Type of Document Dissertation
Author Forsythe, Jay Garrett
URN etd-02052014-123307
Title Advanced strategies for imaging mass spectrometry and ion mobility - mass spectrometry
Degree PhD
Department Chemistry
Advisory Committee
Advisor Name Title
John McLean Committee Chair
David Cliffel Committee Member
David Wright Committee Member
Donna Webb Committee Member
  • imaging mass spectrometry
  • mass spectrometry
Date of Defense 2014-02-04
Availability unrestricted
The overarching goal of this research is to explore novel approaches to mass spectrometry (MS) analysis in order to address current challenges in the technique. The primary focus of this document is nanostructure-initiator mass spectrometry (NIMS), an ionization technique which utilizes porous silicon substrates to absorb ultraviolet laser energy, desorb analytes into the gas-phase, and ionize them for mass spectrometry. This technique is essentially a form of matrix-assisted laser desorption/ionization (MALDI), a commonly-used method in which molecules absorb laser energy and help to ionize the sample. However, two primary limitations of MALDI are that it is difficult to analyze small molecules and that sample preparation can be laborious. In contrast, NIMS is currently optimized for MS imaging of small analytes such as metabolites and requires minimal sample preparation. In this document, two novel NIMS approaches are described: (1) the development and optimization of semi-transparent NIMS thin films which allow for MS and optical imaging of biological cells; and (2) the evaluation of perfluorinated matrices which interact with the NIMS substrate to ionize larger (kDa) analytes of interest.

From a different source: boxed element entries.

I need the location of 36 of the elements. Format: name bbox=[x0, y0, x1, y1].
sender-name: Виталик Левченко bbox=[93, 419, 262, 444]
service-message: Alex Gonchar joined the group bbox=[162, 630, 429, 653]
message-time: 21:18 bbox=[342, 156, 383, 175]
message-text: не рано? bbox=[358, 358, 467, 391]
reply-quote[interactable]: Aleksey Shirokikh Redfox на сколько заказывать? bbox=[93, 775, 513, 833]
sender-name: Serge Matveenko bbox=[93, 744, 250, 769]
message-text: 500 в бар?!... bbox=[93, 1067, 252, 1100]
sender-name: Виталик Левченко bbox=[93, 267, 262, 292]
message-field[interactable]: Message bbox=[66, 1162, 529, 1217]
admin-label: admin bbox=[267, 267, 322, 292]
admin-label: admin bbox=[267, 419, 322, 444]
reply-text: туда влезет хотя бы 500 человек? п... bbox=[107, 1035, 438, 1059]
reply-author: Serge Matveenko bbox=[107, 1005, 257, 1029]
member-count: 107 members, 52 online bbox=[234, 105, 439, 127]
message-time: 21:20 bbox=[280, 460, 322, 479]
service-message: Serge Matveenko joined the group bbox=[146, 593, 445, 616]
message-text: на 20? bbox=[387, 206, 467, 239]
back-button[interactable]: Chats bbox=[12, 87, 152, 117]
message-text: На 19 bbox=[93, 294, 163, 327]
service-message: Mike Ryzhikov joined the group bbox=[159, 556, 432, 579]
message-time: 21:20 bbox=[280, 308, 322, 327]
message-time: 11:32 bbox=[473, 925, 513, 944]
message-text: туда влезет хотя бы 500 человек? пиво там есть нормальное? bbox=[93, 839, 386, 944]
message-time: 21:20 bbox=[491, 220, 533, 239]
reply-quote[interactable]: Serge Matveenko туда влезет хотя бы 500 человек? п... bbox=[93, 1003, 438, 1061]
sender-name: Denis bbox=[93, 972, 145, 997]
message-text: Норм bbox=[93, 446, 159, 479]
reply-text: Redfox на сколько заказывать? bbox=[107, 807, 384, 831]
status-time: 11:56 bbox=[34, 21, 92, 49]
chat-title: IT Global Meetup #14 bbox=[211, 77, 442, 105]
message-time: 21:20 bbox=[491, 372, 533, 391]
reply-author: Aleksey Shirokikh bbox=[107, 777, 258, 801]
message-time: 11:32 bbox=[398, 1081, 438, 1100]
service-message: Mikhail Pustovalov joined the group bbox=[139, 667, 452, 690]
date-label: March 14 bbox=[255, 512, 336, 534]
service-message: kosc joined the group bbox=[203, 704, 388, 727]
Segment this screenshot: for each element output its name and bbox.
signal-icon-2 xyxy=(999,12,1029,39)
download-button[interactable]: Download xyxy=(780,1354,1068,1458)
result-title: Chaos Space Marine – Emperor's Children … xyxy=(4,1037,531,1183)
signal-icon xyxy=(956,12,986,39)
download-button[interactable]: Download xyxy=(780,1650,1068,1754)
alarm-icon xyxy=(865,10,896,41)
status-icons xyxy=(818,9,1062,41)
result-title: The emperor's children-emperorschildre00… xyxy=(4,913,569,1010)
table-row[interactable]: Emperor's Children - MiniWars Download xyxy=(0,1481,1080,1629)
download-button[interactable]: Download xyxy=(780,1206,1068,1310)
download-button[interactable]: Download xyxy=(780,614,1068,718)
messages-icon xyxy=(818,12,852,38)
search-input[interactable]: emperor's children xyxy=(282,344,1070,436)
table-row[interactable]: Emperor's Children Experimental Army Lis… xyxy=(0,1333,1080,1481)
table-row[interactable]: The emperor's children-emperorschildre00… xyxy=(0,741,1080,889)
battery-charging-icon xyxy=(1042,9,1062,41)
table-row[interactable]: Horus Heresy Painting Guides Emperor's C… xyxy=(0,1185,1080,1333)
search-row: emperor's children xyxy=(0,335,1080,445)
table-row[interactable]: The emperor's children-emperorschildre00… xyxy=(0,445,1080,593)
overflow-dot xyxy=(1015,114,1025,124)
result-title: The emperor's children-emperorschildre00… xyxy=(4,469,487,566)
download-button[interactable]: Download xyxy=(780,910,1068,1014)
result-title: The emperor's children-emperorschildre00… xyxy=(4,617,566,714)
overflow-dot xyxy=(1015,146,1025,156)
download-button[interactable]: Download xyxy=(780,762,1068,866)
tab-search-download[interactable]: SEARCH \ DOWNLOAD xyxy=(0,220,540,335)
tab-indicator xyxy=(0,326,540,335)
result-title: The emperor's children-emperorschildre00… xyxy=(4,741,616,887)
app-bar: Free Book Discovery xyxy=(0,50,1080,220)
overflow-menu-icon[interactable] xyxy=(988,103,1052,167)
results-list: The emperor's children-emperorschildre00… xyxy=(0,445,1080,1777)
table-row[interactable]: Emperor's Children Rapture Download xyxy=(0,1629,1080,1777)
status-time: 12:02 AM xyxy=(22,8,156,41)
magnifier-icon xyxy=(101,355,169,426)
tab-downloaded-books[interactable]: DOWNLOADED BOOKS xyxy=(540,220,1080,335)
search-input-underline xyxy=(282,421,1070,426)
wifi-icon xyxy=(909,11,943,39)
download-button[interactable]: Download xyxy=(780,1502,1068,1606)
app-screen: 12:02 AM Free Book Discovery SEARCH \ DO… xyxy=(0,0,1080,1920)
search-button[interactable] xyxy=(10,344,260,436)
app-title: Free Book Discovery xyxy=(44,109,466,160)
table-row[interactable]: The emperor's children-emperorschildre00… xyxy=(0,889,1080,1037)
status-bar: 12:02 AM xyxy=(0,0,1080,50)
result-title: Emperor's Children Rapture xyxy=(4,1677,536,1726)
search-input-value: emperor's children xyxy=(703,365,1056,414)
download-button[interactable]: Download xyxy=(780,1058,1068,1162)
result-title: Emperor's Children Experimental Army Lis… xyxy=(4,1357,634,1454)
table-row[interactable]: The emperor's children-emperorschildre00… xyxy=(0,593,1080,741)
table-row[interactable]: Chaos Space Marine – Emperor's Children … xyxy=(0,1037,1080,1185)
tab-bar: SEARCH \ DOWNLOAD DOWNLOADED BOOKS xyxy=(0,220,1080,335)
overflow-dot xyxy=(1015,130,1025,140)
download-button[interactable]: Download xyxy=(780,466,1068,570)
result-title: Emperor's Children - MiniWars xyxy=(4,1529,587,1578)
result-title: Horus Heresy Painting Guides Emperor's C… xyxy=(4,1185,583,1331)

Additionally, this document explores one example of how structural MS methods can be useful in separating regioisomers with identical masses. Methylenedianiline (MDA) is a mixture of small isomeric compounds. Using ion mobility - MS (IM-MS) in conjunction with computational modeling, MDA structural isomers are differentiated and their relative gas-phase stabilities are determined. It was found that the differences in gas-phase stability between isomers were structural in nature, related to the site of protonation during the ionization process.